Our Top Tips For Overcoming Empty Nest Syndrome, And Adjusting To Your New Life
If you recognized one – or all – of the above symptoms, you may be suffering from empty nest syndrome. But there’s good news. This issue is usually fleeting, and you can overcome it and adjust to your new life with a few simple tips.
- Keep in contact with your kids – Thanks to texting, Skype, phone calls, Facebook and more, it’s easy to keep in touch with your kids in a non-obtrusive way. Doing so can help alleviate feelings of stress, anxiety, and worries about how their life is going.
- Pursue your own hobbies and interests – Restore that classic car that’s been in your garage for a decade. Get back into knitting. Start working out more – find a hobby or interest that can occupy your time, and provide you with pleasure and a sense of satisfaction.

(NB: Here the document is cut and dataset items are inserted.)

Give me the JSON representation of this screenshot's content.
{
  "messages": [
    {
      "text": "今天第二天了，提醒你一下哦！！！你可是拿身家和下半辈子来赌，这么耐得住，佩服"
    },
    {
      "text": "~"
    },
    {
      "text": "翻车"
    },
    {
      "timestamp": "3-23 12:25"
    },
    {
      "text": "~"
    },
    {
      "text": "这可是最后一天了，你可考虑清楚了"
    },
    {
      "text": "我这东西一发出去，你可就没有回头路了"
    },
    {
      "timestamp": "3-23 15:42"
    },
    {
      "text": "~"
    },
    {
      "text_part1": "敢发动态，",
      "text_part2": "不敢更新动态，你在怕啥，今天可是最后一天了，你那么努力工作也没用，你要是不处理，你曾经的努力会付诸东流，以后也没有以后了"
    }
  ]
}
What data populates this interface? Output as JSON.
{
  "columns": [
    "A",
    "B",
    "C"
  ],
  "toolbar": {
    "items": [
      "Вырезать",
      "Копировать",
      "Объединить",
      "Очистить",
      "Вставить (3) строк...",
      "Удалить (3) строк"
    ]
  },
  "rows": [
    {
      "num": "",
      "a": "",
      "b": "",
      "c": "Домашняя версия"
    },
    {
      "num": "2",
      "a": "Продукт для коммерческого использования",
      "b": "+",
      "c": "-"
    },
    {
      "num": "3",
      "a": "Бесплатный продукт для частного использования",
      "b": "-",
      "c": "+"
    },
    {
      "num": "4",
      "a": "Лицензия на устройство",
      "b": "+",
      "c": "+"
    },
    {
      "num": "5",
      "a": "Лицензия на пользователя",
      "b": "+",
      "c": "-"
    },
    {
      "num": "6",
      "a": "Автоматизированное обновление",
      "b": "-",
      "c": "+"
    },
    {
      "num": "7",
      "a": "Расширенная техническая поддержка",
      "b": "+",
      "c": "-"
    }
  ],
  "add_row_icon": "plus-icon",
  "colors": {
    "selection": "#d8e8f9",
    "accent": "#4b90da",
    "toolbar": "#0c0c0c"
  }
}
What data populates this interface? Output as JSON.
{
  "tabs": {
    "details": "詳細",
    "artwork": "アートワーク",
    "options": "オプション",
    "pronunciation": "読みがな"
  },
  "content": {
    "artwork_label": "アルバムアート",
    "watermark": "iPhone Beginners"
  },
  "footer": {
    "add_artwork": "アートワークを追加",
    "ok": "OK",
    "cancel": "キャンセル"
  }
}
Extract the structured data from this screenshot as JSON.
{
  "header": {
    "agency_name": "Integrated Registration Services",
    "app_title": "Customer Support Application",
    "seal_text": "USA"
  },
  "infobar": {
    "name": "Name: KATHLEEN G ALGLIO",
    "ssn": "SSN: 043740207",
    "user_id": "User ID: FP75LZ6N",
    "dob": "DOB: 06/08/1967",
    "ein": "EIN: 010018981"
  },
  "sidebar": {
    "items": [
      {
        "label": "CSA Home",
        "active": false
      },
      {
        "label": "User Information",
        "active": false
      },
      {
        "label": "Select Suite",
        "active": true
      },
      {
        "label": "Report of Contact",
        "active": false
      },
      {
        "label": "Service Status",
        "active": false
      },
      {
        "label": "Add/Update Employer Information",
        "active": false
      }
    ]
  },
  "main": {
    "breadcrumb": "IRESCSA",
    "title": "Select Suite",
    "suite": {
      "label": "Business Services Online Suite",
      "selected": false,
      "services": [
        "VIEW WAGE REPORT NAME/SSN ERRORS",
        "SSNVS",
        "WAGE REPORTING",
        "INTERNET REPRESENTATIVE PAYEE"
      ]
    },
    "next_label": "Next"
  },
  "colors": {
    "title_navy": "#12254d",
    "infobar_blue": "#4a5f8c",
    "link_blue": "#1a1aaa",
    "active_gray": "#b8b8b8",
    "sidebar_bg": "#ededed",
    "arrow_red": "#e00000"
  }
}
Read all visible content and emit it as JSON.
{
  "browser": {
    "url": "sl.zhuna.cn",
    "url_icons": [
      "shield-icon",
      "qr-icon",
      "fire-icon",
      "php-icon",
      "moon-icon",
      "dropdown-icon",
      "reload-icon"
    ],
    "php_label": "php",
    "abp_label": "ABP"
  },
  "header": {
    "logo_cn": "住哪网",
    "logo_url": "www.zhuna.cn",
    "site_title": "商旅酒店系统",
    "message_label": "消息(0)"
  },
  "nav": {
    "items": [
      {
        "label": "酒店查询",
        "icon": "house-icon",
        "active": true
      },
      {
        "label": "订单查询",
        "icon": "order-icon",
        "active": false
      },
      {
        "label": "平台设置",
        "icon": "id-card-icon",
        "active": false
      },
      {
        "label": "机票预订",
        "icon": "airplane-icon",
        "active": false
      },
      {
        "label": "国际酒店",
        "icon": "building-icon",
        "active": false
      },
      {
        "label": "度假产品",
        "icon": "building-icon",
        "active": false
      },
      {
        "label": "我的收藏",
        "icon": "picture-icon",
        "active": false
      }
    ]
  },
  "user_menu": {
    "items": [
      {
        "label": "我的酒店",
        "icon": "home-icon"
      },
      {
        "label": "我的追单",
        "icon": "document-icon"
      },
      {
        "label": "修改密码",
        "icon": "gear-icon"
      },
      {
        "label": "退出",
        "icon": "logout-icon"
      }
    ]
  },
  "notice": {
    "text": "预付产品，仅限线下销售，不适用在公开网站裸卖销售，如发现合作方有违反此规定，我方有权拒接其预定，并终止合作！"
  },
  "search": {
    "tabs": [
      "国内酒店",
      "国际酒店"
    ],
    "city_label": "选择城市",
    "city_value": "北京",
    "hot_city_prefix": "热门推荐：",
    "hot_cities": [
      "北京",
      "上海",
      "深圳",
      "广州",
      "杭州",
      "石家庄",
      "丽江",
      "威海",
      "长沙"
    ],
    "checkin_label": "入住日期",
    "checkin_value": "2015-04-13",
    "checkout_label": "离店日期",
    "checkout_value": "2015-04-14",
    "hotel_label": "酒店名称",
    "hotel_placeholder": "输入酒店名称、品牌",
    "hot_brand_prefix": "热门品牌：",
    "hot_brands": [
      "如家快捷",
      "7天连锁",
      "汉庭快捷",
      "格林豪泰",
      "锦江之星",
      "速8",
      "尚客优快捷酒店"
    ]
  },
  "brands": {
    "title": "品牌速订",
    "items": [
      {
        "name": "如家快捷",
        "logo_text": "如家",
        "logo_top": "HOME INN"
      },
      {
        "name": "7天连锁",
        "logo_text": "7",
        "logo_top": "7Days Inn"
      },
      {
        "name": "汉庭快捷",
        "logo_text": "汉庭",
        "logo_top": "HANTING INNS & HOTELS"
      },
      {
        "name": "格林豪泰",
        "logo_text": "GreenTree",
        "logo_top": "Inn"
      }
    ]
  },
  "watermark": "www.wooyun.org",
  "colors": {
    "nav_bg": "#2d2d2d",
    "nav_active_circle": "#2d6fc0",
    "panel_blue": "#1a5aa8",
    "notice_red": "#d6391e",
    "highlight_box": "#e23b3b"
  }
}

- Be open, and discuss your grief – Talk with your spouse, friends, colleagues, or even a professional therapist about your grief, how you feel, and your mental state. Sharing your grief in the appropriate setting can help you move on, and feel better about being an “empty nest.”
- Keep a journal – Journaling is a powerful way to release negative thoughts and feelings, and track the improvement of your mental state after becoming an empty-nest.
- Consider going back to work – If you were a full-time parent, consider going back to work. Find a job you’re passionate about, and you’ll be able to occupy your time effectively, and bring in some extra income.
- Rekindle your relationship – Studies have shown that, on average, couples with children can spend only about one-third of the time alone together, compared to before they had kids. After your kids have left the house, you have the ability to focus on your relationship – and strengthen it during your “Golden Years.”
Know How To Recognize And Deal With “Empty Nest” Syndrome
Hopefully, this guide has provided you with the tools you need to overcome the departure of your children from your house – and will be useful as you enter the next stage of your life. Empty nester syndrome is a natural part of raising a kid, and with the right techniques, it’s easy to rid yourself of the grief, negative feelings, and loss of purpose associated with this condition.